1
$\begingroup$

I have a custom query language which expresses containment relations between variables. Containment in this context is simply an object (A) in programming language X (java/C#/python etc: a language with support for objects) having a child object (B)

The statements of interest are like these

A CONTAINS B CONTAINS C AND D 

The statement above describes all objects of type A that has a child object of type B which must have child objects of both C AND D. So this language defines containment constraints on objects, with support for boolean operators (AND, OR, NOT). Another example where parenthesis are used to define precedence would be:

A CONTAINS B CONTAINS (C AND (D CONTAINS E OR F)) 

I need to turn these statements to boolean expressions, and then I need to transform the boolean expressions to disjunctive normal form. I've came up with a method to do so, it is just that my method is ad hoc, and I don't really now if I can provide a mathematical definition of my transformation. Here is an attempt:

I'm taking every X CONTAINS Y statement on its own, and creating a variable in propositional logic represented by Y, that is X CONTAINS Y is a proposition that is represented by Y variable. To include X, I simply create a root proposition such as "Current data context CONTAINS X" which gives me X propositional logic variable. Therefore A CONTAINS B CONTAINS C AND D is transformed into the following set of propositions which in turn give me the variables:

CONTEXT CONTAINS A -> Boolean variable A     A CONTAINS B ->Boolean variable B B CONTAINS C ->Boolean variable C B CONTAINS D -> Boolean variable D 

and these propositions are turned into boolean variables and stitched together via boolean and/or/not operators:

A && B && (C && D)  

(I'm using && and || above to distinguish between AND keyword in the query statements which is an AND for containment.)

When boolean expressions are turned into disjunctive normal form, I end up re-writing the original containment statements so that OR operators end up as the root of operands which contain only AND/NOT operators.

Given what I'm doing, can I say that I am transforming the statements to propositional logic and then to boolean expressions? I would not like to use a mathematical definition of what I'm doing unless I'm sure my definition fits what I'm doing.

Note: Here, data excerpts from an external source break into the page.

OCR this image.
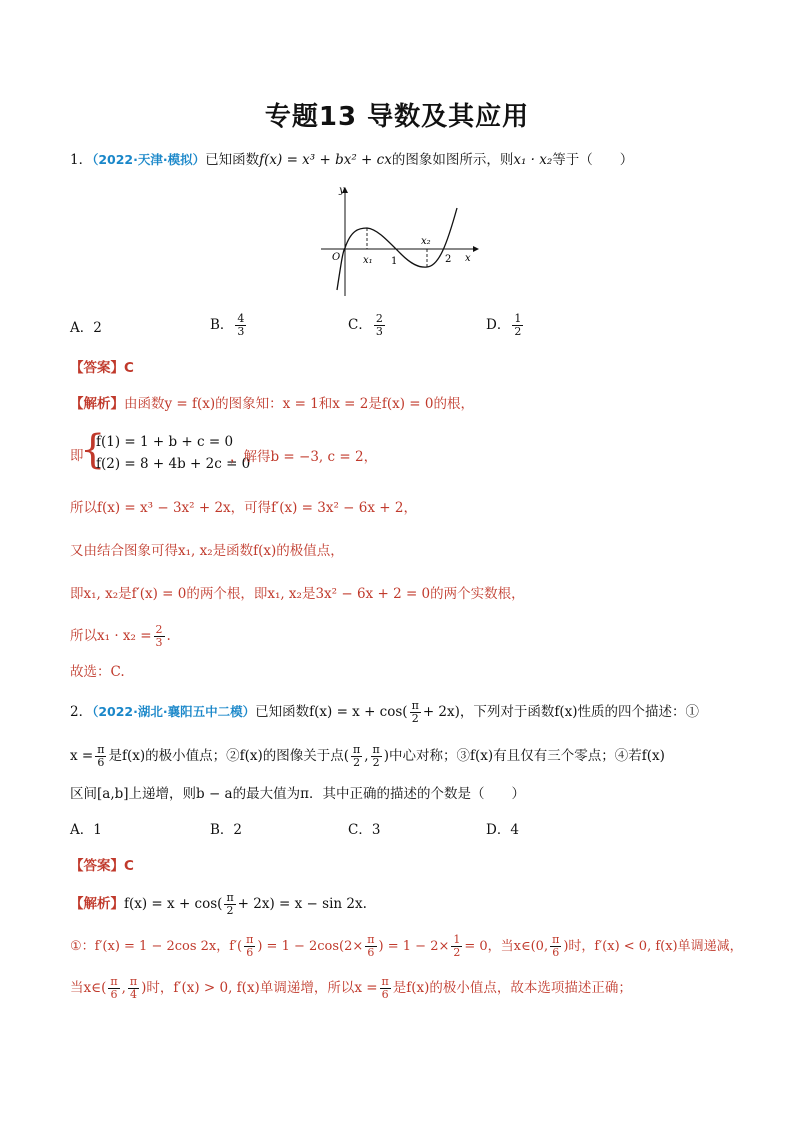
专题13 导数及其应用
1．（2022·天津·模拟）已知函数f(x) = x³ + bx² + cx的图象如图所示，则x₁ · x₂等于（　　）
y
x
O x₁ 1
x₂
2
A．2	B． $\frac{4}{3}$	C． $\frac{2}{3}$	D． $\frac{1}{2}$
【答案】C
【解析】由函数y = f(x)的图象知：x = 1和x = 2是f(x) = 0的根，
即
{
f(1) = 1 + b + c = 0
f(2) = 8 + 4b + 2c = 0
，解得b = −3, c = 2，
所以f(x) = x³ − 3x² + 2x，可得f′(x) = 3x² − 6x + 2，
又由结合图象可得x₁, x₂是函数f(x)的极值点，
即x₁, x₂是f′(x) = 0的两个根，即x₁, x₂是3x² − 6x + 2 = 0的两个实数根，
所以$x_1 \cdot x_2 = \frac{2}{3}$ .
故选：C.
2．（2022·湖北·襄阳五中二模）已知函数$f(x) = x + \cos( \frac{\pi}{2} + 2x)$，下列对于函数f(x)性质的四个描述：①
$x = \frac{\pi}{6}$ 是f(x)的极小值点；②f(x)的图像关于点( $\frac{\pi}{2}$ , $\frac{\pi}{2}$ )中心对称；③f(x)有且仅有三个零点；④若f(x)
区间[a,b]上递增，则b − a的最大值为π．其中正确的描述的个数是（　　）
A．1	B．2	C．3	D．4
【答案】C
【解析】$f(x) = x + \cos( \frac{\pi}{2} + 2x) = x - \sin 2x$.
①：f′(x) = 1 − 2cos 2x，$f'( \frac{\pi}{6}$ ) = $1 - 2\cos(2\times \frac{\pi}{6}$ ) = $1 - 2\times \frac{1}{2} = 0$，当x∈(0, $\frac{\pi}{6}$ )时，f′(x) < 0, f(x)单调递减，
当x∈( $\frac{\pi}{6}$ , $\frac{\pi}{4}$ )时，f′(x) > 0, f(x)单调递增，所以$x = \frac{\pi}{6}$ 是f(x)的极小值点，故本选项描述正确；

UPDATE In response to Henning Makholm's comments, here is more detail for anyone who would like to read: The query language I'm (partly) transforming is Archetype Query Language, a domain specific language for constructing queries on electronic health records. see: http://www.openehr.org/wiki/display/spec/Archetype+Query+Language+Description A, B and C above correspond to types of data elements. A real life example to containment query I've written above would be:

EHR e CONTAINS COMPOSITION c [openEHR-EHR-COMPOSITION.referral.v1] CONTAINS (OBSERVATION o openEHR-EHR-OBSERVATION-laboratory-hba1c.v1 AND OBSERVATION o1 openEHR-EHR-OBSERVATION-laboratory-glucose.v1) 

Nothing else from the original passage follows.